Course Content: This course offers an introduction into the new "standard model" for molecular simulations that emerged over the past decade based on a tight integration between the principles of quantum mechanics (QM), statistical mechanics (SM), and machine learning (ML). Many challenging applications are now being tackled by increasingly powerful QM/SM/ML methodologies. These include modeling covalent materials, molecules, molecular crystals, surfaces, and even whole proteins under physiological conditions. In this lecture, I attempt to provide a reality check on these recent advances and on the developments required to enable fully predictive dynamics of complex functional molecular and material systems. Multiple challenges are highlighted -- in particular transferability in chemical space and interatomic interactions -- that should enable this field to grow for the foreseeable future.

AI for Combustion (July 08~10, Wednesday~Friday)

Matthias Ihme, Stanford University, USA

Course Content: This lecture provides an introduction to Machine Learning (ML) and Artificial Intelligence (AI) applied to combustion and reacting flows. Beginning with a review of statistical methods, we will explore essential ML techniques, including supervised, unsupervised, and generative models.
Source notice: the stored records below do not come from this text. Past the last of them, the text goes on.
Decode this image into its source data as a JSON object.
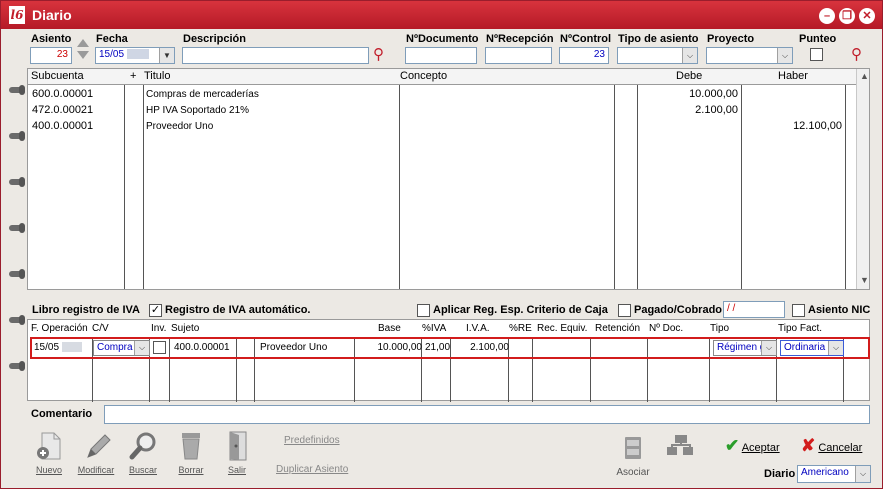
{
  "window": {
    "logo": "l6",
    "title": "Diario",
    "controls": {
      "minimize": "–",
      "restore": "❐",
      "close": "✕"
    }
  },
  "header": {
    "asiento_label": "Asiento",
    "asiento_value": "23",
    "fecha_label": "Fecha",
    "fecha_value": "15/05",
    "descripcion_label": "Descripción",
    "descripcion_value": "",
    "documento_label": "NºDocumento",
    "documento_value": "",
    "recepcion_label": "NºRecepción",
    "recepcion_value": "",
    "control_label": "NºControl",
    "control_value": "23",
    "tipo_asiento_label": "Tipo de asiento",
    "tipo_asiento_value": "",
    "proyecto_label": "Proyecto",
    "proyecto_value": "",
    "punteo_label": "Punteo"
  },
  "entries": {
    "columns": {
      "subcuenta": "Subcuenta",
      "plus": "+",
      "titulo": "Titulo",
      "concepto": "Concepto",
      "debe": "Debe",
      "haber": "Haber"
    },
    "rows": [
      {
        "subcuenta": "600.0.00001",
        "titulo": "Compras de mercaderías",
        "concepto": "",
        "debe": "10.000,00",
        "haber": ""
      },
      {
        "subcuenta": "472.0.00021",
        "titulo": "HP IVA Soportado 21%",
        "concepto": "",
        "debe": "2.100,00",
        "haber": ""
      },
      {
        "subcuenta": "400.0.00001",
        "titulo": "Proveedor Uno",
        "concepto": "",
        "debe": "",
        "haber": "12.100,00"
      }
    ]
  },
  "iva_section": {
    "libro_label": "Libro registro de IVA",
    "registro_auto_label": "Registro de IVA automático.",
    "registro_auto_checked": "✓",
    "criterio_caja_label": "Aplicar Reg. Esp. Criterio de Caja",
    "pagado_label": "Pagado/Cobrado",
    "pagado_value": " / /",
    "asiento_nic_label": "Asiento NIC",
    "columns": {
      "f_operacion": "F. Operación",
      "cv": "C/V",
      "inv": "Inv.",
      "sujeto": "Sujeto",
      "base": "Base",
      "pct_iva": "%IVA",
      "iva": "I.V.A.",
      "pct_re": "%RE",
      "rec_equiv": "Rec. Equiv.",
      "retencion": "Retención",
      "num_doc": "Nº Doc.",
      "tipo": "Tipo",
      "tipo_fact": "Tipo Fact."
    },
    "row": {
      "f_operacion": "15/05",
      "cv": "Compra",
      "sujeto_code": "400.0.00001",
      "sujeto_name": "Proveedor Uno",
      "base": "10.000,00",
      "pct_iva": "21,00",
      "iva": "2.100,00",
      "tipo": "Régimen g",
      "tipo_fact": "Ordinaria"
    }
  },
  "comentario": {
    "label": "Comentario",
    "value": ""
  },
  "toolbar": {
    "nuevo": "Nuevo",
    "modificar": "Modificar",
    "buscar": "Buscar",
    "borrar": "Borrar",
    "salir": "Salir",
    "predefinidos": "Predefinidos",
    "duplicar": "Duplicar Asiento",
    "asociar": "Asociar",
    "aceptar": "Aceptar",
    "cancelar": "Cancelar",
    "diario_label": "Diario",
    "diario_value": "Americano"
  },
  "colors": {
    "brand": "#c11d2a",
    "highlight_box": "#d21c1c"
  }
}
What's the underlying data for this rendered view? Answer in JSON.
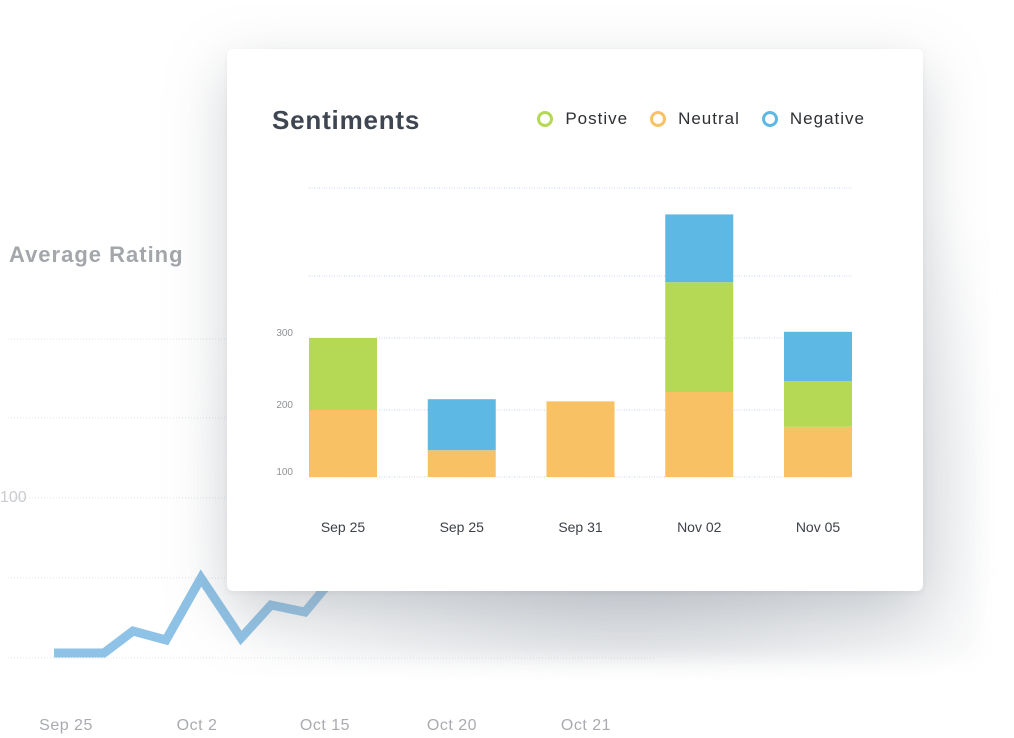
{
  "background_chart": {
    "title": "Average Rating",
    "y_tick_label": "100",
    "x_labels": [
      "Sep 25",
      "Oct 2",
      "Oct 15",
      "Oct 20",
      "Oct 21"
    ],
    "line_color": "#8ec2e6",
    "type": "line"
  },
  "card": {
    "title": "Sentiments",
    "legend": [
      {
        "label": "Postive",
        "color": "#b5d955"
      },
      {
        "label": "Neutral",
        "color": "#f8c264"
      },
      {
        "label": "Negative",
        "color": "#5db9e4"
      }
    ]
  },
  "chart_data": {
    "type": "bar",
    "stacked": true,
    "title": "Sentiments",
    "categories": [
      "Sep 25",
      "Sep 25",
      "Sep 31",
      "Nov 02",
      "Nov 05"
    ],
    "series": [
      {
        "name": "Neutral",
        "color": "#f8c264",
        "values": [
          100,
          40,
          112,
          125,
          75
        ]
      },
      {
        "name": "Postive",
        "color": "#b5d955",
        "values": [
          100,
          0,
          0,
          165,
          65
        ]
      },
      {
        "name": "Negative",
        "color": "#5db9e4",
        "values": [
          0,
          75,
          0,
          80,
          70
        ]
      }
    ],
    "baseline": 100,
    "y_ticks": [
      100,
      200,
      300
    ],
    "gridlines": [
      100,
      200,
      300,
      400,
      500
    ],
    "ylim": [
      100,
      500
    ],
    "xlabel": "",
    "ylabel": "",
    "grid": true,
    "legend_position": "top-right"
  }
}
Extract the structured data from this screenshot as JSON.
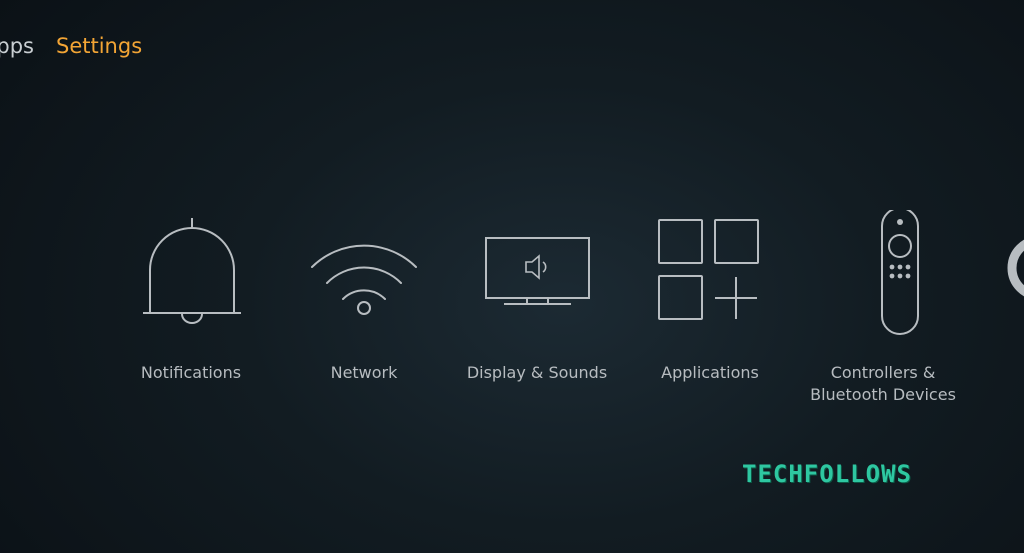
{
  "nav": {
    "items": [
      {
        "label": "Apps"
      },
      {
        "label": "Settings",
        "selected": true
      }
    ],
    "accent_color": "#f3a535"
  },
  "settings": {
    "tiles": [
      {
        "label": "Notifications",
        "icon": "bell-icon"
      },
      {
        "label": "Network",
        "icon": "wifi-icon"
      },
      {
        "label": "Display & Sounds",
        "icon": "tv-speaker-icon"
      },
      {
        "label": "Applications",
        "icon": "apps-grid-icon"
      },
      {
        "label": "Controllers &\nBluetooth Devices",
        "icon": "remote-icon"
      }
    ],
    "next_tile_icon": "ring-icon"
  },
  "watermark": {
    "text": "TECHFOLLOWS"
  }
}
This will be followed by a discussion on how thermo-physico-chemical principles can be integrated into ML frameworks to ensure robustness, stability, conservation, and interpretability. Additionally, we will examine how data-driven methods – specifically sparse regression and reinforcement learning – can be used to discover physical principles and control combustion-dynamical systems. A key emphasis of this course is contextualizing these methods within combustion, chemical kinetics, and wildfire applications, equipping attendees with a thorough understanding of the potential, limitations, and future opportunities for ML/AI in the broader field of reacting flows.